Granary

Granary

[grey-nuh-ree, gran-uh-]

A granary is a storehouse for threshed grain or animal feed. In ancient or primitive granaries, pottery is the most common use of storage in these buildings. Granaries are often built above the ground to keep the stored food from mice and other animals.

From ancient times grain has been stored in bulk. The oldest granary yet found dates back to 9500 BC and is located in the Jordan Valley, followed by Mehrgarh in the Indus Valley from 6000 BC. The ancient Egyptians made a practice of preserving grain in years of plenty against years of scarcity. The climate of Egypt being very dry, grain could be stored in pits for a long time without sensible loss of quality. The silo pit, as it has been termed, has been a favorite way of storing grain from time immemorial in all oriental lands. In Turkey and Persia, usurers used to buy up wheat or barley when comparatively cheap, and store it in hidden pits against seasons of dearth. In Malta a relatively large stock of wheat was preserved in some hundreds of pits (silos) cut in the rock. A single silo stored from 60 to 80 tons of wheat, which, with proper precautions, kept in good condition for four years or more.

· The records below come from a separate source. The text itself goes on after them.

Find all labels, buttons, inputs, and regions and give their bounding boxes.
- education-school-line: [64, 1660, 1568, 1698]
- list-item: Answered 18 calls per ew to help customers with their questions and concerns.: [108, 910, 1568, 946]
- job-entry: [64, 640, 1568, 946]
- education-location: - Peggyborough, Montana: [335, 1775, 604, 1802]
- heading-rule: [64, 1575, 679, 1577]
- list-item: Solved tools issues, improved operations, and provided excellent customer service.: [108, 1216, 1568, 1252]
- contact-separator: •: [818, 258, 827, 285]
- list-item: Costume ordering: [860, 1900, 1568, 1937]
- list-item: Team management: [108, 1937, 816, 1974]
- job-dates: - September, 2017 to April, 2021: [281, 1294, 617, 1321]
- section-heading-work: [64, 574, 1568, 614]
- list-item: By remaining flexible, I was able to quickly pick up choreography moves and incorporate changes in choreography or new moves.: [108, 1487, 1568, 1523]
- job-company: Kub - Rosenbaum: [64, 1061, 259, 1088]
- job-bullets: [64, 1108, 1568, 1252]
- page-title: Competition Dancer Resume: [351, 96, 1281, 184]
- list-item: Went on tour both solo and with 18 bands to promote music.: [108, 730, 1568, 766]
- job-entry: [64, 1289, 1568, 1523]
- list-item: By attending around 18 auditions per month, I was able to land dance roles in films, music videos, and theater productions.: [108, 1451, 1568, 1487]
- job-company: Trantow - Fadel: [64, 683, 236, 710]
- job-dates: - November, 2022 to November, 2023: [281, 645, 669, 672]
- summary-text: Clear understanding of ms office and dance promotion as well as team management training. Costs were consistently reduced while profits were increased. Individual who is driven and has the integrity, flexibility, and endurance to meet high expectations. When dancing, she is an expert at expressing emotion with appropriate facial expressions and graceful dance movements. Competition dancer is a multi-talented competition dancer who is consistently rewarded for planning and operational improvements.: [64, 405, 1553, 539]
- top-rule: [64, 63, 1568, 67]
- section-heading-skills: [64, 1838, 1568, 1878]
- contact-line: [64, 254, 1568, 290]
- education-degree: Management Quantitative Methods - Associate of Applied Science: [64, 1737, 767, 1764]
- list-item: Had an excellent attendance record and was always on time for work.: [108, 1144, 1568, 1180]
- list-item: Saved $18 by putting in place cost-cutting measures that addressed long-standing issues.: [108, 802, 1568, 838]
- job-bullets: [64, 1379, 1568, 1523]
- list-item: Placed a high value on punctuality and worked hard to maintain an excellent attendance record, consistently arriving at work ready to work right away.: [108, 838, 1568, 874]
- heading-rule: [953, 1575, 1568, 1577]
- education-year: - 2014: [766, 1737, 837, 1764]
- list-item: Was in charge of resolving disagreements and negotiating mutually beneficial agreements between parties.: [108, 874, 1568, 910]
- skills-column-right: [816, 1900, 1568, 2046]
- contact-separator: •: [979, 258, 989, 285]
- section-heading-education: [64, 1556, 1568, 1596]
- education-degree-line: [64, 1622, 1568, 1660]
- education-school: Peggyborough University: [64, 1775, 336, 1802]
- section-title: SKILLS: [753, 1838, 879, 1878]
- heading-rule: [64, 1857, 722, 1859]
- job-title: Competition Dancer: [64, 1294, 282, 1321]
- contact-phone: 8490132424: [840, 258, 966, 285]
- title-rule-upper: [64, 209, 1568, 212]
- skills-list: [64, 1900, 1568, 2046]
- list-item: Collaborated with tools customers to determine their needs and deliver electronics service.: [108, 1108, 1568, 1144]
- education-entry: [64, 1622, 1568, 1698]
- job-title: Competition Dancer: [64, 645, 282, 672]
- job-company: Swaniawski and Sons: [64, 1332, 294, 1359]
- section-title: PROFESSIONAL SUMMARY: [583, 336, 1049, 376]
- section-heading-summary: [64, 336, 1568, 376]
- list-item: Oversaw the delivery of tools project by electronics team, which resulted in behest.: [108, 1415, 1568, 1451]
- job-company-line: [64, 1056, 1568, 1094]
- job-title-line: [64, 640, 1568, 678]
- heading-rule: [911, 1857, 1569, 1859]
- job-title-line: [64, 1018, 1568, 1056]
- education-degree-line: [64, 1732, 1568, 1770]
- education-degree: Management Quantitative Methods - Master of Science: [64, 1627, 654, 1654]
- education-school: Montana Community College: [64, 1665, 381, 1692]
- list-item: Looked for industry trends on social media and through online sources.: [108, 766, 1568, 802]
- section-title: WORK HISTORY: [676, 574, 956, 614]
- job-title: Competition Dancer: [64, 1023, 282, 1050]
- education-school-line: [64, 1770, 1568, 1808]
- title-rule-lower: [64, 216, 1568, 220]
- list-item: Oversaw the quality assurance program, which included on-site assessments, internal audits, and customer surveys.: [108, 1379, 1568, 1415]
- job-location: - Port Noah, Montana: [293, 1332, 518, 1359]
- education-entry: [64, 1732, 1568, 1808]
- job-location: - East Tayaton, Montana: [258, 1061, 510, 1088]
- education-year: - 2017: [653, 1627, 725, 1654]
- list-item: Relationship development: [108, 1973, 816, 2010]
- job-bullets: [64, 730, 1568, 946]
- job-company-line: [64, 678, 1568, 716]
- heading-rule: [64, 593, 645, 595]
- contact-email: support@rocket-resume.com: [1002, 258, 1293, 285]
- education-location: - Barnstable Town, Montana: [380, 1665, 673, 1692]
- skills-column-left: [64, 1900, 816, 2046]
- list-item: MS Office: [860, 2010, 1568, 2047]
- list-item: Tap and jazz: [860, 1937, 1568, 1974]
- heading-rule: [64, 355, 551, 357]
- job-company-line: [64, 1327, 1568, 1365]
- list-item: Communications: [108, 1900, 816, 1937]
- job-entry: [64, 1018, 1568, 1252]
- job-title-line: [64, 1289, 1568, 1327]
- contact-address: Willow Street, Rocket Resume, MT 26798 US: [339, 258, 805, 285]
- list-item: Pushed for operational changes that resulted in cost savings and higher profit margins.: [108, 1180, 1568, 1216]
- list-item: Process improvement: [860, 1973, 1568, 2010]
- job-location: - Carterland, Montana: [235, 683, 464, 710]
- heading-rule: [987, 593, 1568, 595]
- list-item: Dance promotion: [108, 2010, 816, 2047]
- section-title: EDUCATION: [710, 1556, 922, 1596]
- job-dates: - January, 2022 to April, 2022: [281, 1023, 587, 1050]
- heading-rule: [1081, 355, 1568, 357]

Simple storage granaries raised up on four or more posts appeared in the Yangshao culture in China and after the onset of intensive agriculture in the Korean peninsula during the Mumun pottery period (c. 1000 B.C.) and in the Japanese archipelago during the Final Jōmon/Early Yayoi periods (c. 800 B.C.). In the archaeological vernacular of Northeast Asia, these features are lumped with those that may have also functioned as residences and together are called 'raised floor buildings'.

Towards the close of the 19th century, warehouses specially intended for holding grain began to multiply in Great Britain, but North America is the home of great granaries, known there as grain elevators. There are climatic difficulties in the way of storing grain in Great Britain on a large scale, but these difficulties have been largely overcome. To preserve grain in good condition it must be kept as much as possible from moisture and heat. New grain when brought into a warehouse has a tendency to release moisture. Bacteria are more active in this condition and can heat the grain. If the heating is allowed to continue the quality of the grain suffers. An effectual remedy is to turn out the grain in layers, not too thick, on a floor, and to keep turning it over so as to aerate it thoroughly. Grain can thus be conditioned for storage in silos.